Все же наконец-то все постепенно одеваются, и наша тройка тоже одета, осталось только поясом затянуть шинель, но это тоже очень трудное дело. И все-таки мы счастливы, теперь нам можно возвратиться в свои комнаты и не бояться, что мы кого-то заразим.
* * *
Прошло несколько дней, я все еще лежу, и мне трудно подняться. Коля принес мне фотографию немца, чтобы ее нарисовать, но я не в силах что-то делать. И все же пытаюсь рисовать, но рисую с фотографии свою жену, мне так хочется воскресить ее в памяти, сделать портрет Галочки, сидящей среди цветов с цветами в руках в дни нашей первой встречи в Сорочинцах далеко на солнечной Украине. Но вижу я все хуже и хуже, и все расплывается, а когда я напрягаюсь, начинает сливаться в сизоватом тумане, потом плывут круги светлые и темные, и я закрываю глаза и ложусь, чтобы отдохнуть. Но удивительно, как только пытаюсь всматриваться, все опять расплывается.
Меня начинает сильно беспокоить, что, пока я лежу с закрытыми глазами, все хорошо, но стоит их открыть, и все, что я вижу, плывет, и с каждой минутой все больше и больше. Я теряю зрение. А на голове даже пуха нет, волосы не растут, и она как бритая. Ногти на ногах выпали, как пластинки, что испугало меня еще больше. Как видно, подходит конец, и нет выхода из этого заколдованного круга.

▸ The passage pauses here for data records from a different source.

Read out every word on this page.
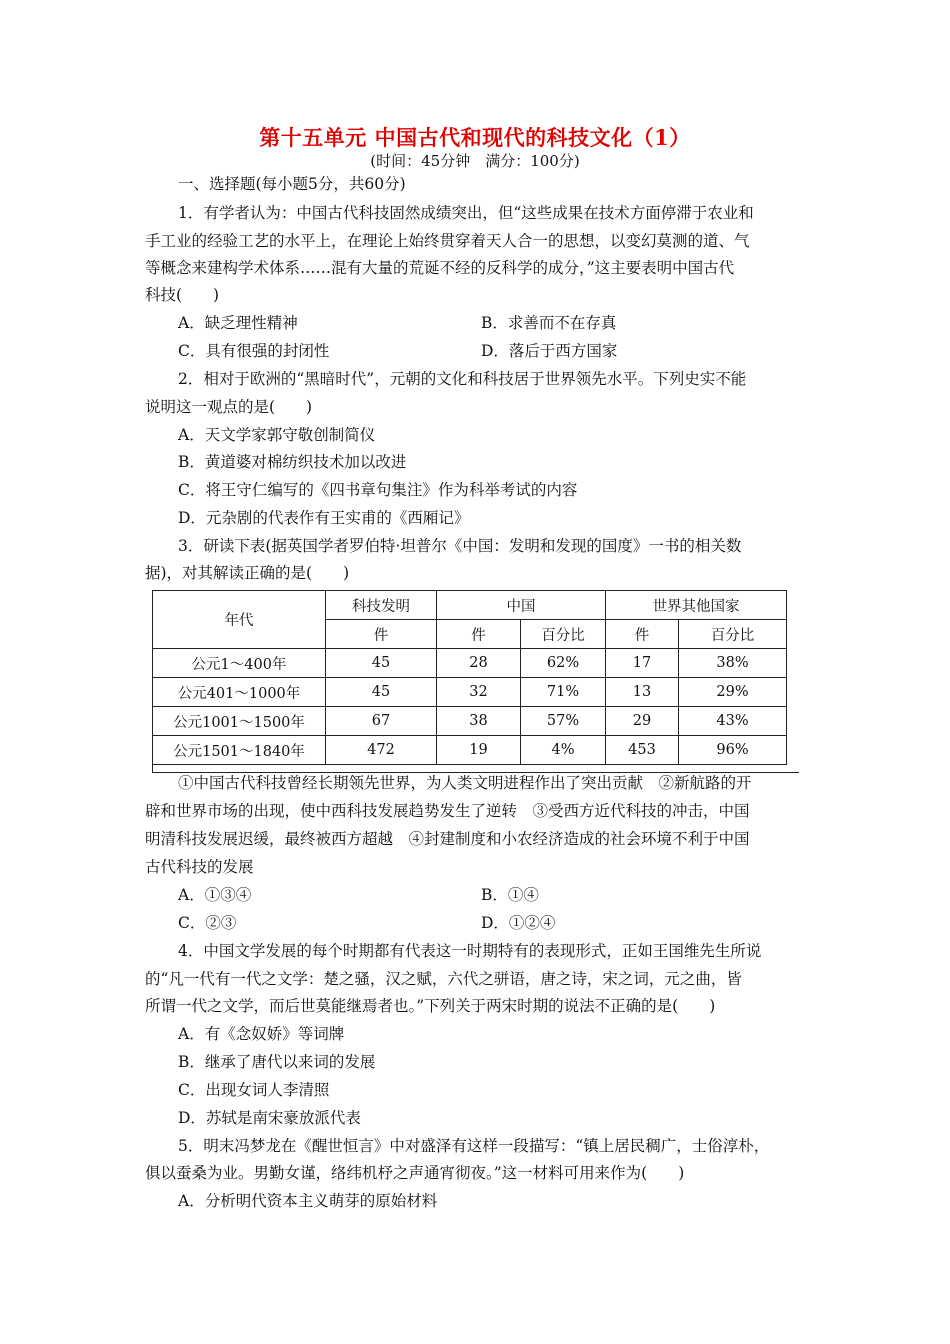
第十五单元 中国古代和现代的科技文化（1）
(时间：45分钟　满分：100分)
一、选择题(每小题5分，共60分)
1．有学者认为：中国古代科技固然成绩突出，但“这些成果在技术方面停滞于农业和
手工业的经验工艺的水平上，在理论上始终贯穿着天人合一的思想，以变幻莫测的道、气
等概念来建构学术体系……混有大量的荒诞不经的反科学的成分，”这主要表明中国古代
科技(　　)
A．缺乏理性精神	B．求善而不在存真
C．具有很强的封闭性	D．落后于西方国家
2．相对于欧洲的“黑暗时代”，元朝的文化和科技居于世界领先水平。下列史实不能
说明这一观点的是(　　)
A．天文学家郭守敬创制简仪
B．黄道婆对棉纺织技术加以改进
C．将王守仁编写的《四书章句集注》作为科举考试的内容
D．元杂剧的代表作有王实甫的《西厢记》
3．研读下表(据英国学者罗伯特·坦普尔《中国：发明和发现的国度》一书的相关数
据)，对其解读正确的是(　　)
年代	科技发明	中国		世界其他国家	
	件	件	百分比	件	百分比
公元1～400年	45	28	62%	17	38%
公元401～1000年	45	32	71%	13	29%
公元1001～1500年	67	38	57%	29	43%
公元1501～1840年	472	19	4%	453	96%
①中国古代科技曾经长期领先世界，为人类文明进程作出了突出贡献　②新航路的开
辟和世界市场的出现，使中西科技发展趋势发生了逆转　③受西方近代科技的冲击，中国
明清科技发展迟缓，最终被西方超越　④封建制度和小农经济造成的社会环境不利于中国
古代科技的发展
A．①③④	B．①④
C．②③	D．①②④
4．中国文学发展的每个时期都有代表这一时期特有的表现形式，正如王国维先生所说
的“凡一代有一代之文学：楚之骚，汉之赋，六代之骈语，唐之诗，宋之词，元之曲，皆
所谓一代之文学，而后世莫能继焉者也。”下列关于两宋时期的说法不正确的是(　　)
A．有《念奴娇》等词牌
B．继承了唐代以来词的发展
C．出现女词人李清照
D．苏轼是南宋豪放派代表
5．明末冯梦龙在《醒世恒言》中对盛泽有这样一段描写：“镇上居民稠广，士俗淳朴，
俱以蚕桑为业。男勤女谨，络纬机杼之声通宵彻夜。”这一材料可用来作为(　　)
A．分析明代资本主义萌芽的原始材料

Лежу целые дни с закрытыми глазами. Николай Гутиев тоже ослабел, и нет работы, чтобы он мог прокормить нас обоих, а на этих харчах зрение не вернешь. Значит, нужно решаться, я не хочу тянуть долго, решаю выброситься из окна нашего третьего этажа.
В эту, пожалуй, самую трудную минуту моей жизни вдруг помощь пришла совсем неожиданно. Меня искал один мой земляк, и вечером он пришел в нашу комнату. Узнал меня, а я его смог узнать только по голосу. До этого несколько раз мы виделись на лагерных построениях, он был с Полтавщины, знал даже село, откуда был родом мой отец.
Никифор Васильевич — степенный хохол, упорный, как и должен быть украинец, и если уж что задумает, то выбить можно только с душой вместе.
— Ой, братику, та якэ ж горе трапылось, що ты нэ бачишь. А у мэнэ до тэбэ дило есть, тай такэ дэликатнэ, що тильки земляку и сказать можу.
Я не могу понять что за дело, но слушаю, догадываюсь, наверно, что-то задумал Никифор Васильевич. Говорю, что уже, кажется, я от всех дел ухожу, опоздал он со своим делом.
— Та, Мыкола, абы ты знав! Я зараз в рабочий команди ризныком работаю у нимцив. Поки про дило казать нэ буду, а зараз будэм тэбэ лыкуваты. Ты лэжи, а я пиду до вашей кухни.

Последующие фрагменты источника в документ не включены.